I felt sick but starving, my throat parched and dry. When I tried to push myself from the bed, my arms
trembled and my heart thundered from the small exertion, making me feel dizzy and out of breath.
But at least I was sitting up. Shivering, I winced when the wounds on my back pulled ever so slightly, though I noticed the pain was significantly less than what it’d been before.
Blue light filtered into the tent and I gasped when I saw someone enter through the flaps. Scrambling, I took one of the furs from the bed and held it to my chest to cover my nakedness.
I relaxed slightly when I realized it was the Dakkari female I’d seen before. Though the memory of her was hazy, I still remembered her with her needle.

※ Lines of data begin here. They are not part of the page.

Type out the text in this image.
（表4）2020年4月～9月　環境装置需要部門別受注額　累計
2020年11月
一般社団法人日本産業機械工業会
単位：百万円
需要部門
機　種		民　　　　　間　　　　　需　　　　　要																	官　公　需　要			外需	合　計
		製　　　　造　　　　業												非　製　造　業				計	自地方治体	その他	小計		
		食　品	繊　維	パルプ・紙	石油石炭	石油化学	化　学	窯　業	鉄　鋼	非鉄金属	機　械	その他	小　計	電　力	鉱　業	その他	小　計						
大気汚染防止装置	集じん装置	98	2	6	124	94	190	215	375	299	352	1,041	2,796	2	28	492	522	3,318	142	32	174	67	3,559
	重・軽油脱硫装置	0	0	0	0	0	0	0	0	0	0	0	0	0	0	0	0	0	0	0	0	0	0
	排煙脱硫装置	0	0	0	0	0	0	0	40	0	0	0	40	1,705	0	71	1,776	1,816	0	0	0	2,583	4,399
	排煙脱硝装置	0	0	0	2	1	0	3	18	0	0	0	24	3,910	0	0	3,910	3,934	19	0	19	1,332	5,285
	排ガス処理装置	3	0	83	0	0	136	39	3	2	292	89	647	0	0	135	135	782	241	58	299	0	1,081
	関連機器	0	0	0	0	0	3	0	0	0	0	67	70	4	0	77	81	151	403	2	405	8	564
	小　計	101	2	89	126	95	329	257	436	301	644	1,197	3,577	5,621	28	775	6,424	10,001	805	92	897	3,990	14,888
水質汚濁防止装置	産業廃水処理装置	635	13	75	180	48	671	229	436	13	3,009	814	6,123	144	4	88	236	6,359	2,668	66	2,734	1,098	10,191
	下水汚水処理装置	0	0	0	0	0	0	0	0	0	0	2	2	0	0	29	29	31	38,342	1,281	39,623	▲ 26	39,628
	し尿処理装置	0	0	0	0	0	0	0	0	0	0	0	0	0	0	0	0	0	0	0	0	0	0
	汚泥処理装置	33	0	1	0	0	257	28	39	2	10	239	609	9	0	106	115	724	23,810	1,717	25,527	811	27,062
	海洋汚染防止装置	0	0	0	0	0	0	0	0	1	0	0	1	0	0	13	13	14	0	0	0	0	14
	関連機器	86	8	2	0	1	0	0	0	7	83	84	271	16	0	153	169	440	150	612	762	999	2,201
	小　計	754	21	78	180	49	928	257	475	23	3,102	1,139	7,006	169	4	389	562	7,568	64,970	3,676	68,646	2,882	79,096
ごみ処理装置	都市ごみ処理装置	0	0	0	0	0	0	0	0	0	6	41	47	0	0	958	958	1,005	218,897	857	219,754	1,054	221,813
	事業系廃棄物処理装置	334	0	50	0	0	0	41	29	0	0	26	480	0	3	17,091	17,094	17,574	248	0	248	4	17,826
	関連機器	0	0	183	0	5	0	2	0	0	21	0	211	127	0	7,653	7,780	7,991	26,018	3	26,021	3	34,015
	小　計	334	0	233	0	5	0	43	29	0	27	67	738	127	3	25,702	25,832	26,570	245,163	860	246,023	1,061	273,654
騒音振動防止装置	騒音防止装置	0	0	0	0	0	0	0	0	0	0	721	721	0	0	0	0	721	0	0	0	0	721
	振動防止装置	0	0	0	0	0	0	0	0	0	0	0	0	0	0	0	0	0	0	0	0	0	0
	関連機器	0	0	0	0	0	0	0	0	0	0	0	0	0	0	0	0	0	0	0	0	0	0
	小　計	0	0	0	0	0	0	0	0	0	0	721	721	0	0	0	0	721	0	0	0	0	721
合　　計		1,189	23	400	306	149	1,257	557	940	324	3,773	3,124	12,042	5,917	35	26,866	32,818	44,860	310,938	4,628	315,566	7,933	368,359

“You are awake,” she murmured. Was that relief I heard in her voice?
“You…you speak my language too?” I asked.
“Lysi,” she said, inclining her head. “I was raised in Dothik.”
She said it as though it would clear up any confusion, but I still frowned.
“How do you feel?” she asked, coming towards me. I tightened my grip on the furs and shuffled back a little, eyeing the small case she carried at her side. She stopped when she saw the movement and said, “I have been working day and night to see you well, vekkiri. I will not waste all my hard work by harming you now.”
Hearing the tired truth in her tone, I felt my shoulders relax and when she motioned for me to scoot forward, I did. She turned me so that she could inspect my bared back.
“Good,” she said finally, quietly, almost to herself. “The Vorakkar will be pleased.”
I frowned at the mention of him, remembering him in flashes, in pieces.
“What happened?” I asked, tugging the furs tighter to my chest when another cold draft floated around my body. “How long have I been asleep?”
“Your wounds became infected. Your body was burning with it, but we managed to bring the fever down,” she said, appearing in my line of vision again. She went to a small table at the edge of my vision and picked up a metal goblet before bringing it to me. “Drink. I tried to keep you hydrated but you were not always cooperative.”
I didn’t remember that, but I took the heavy goblet from her hand eagerly and drained it quickly.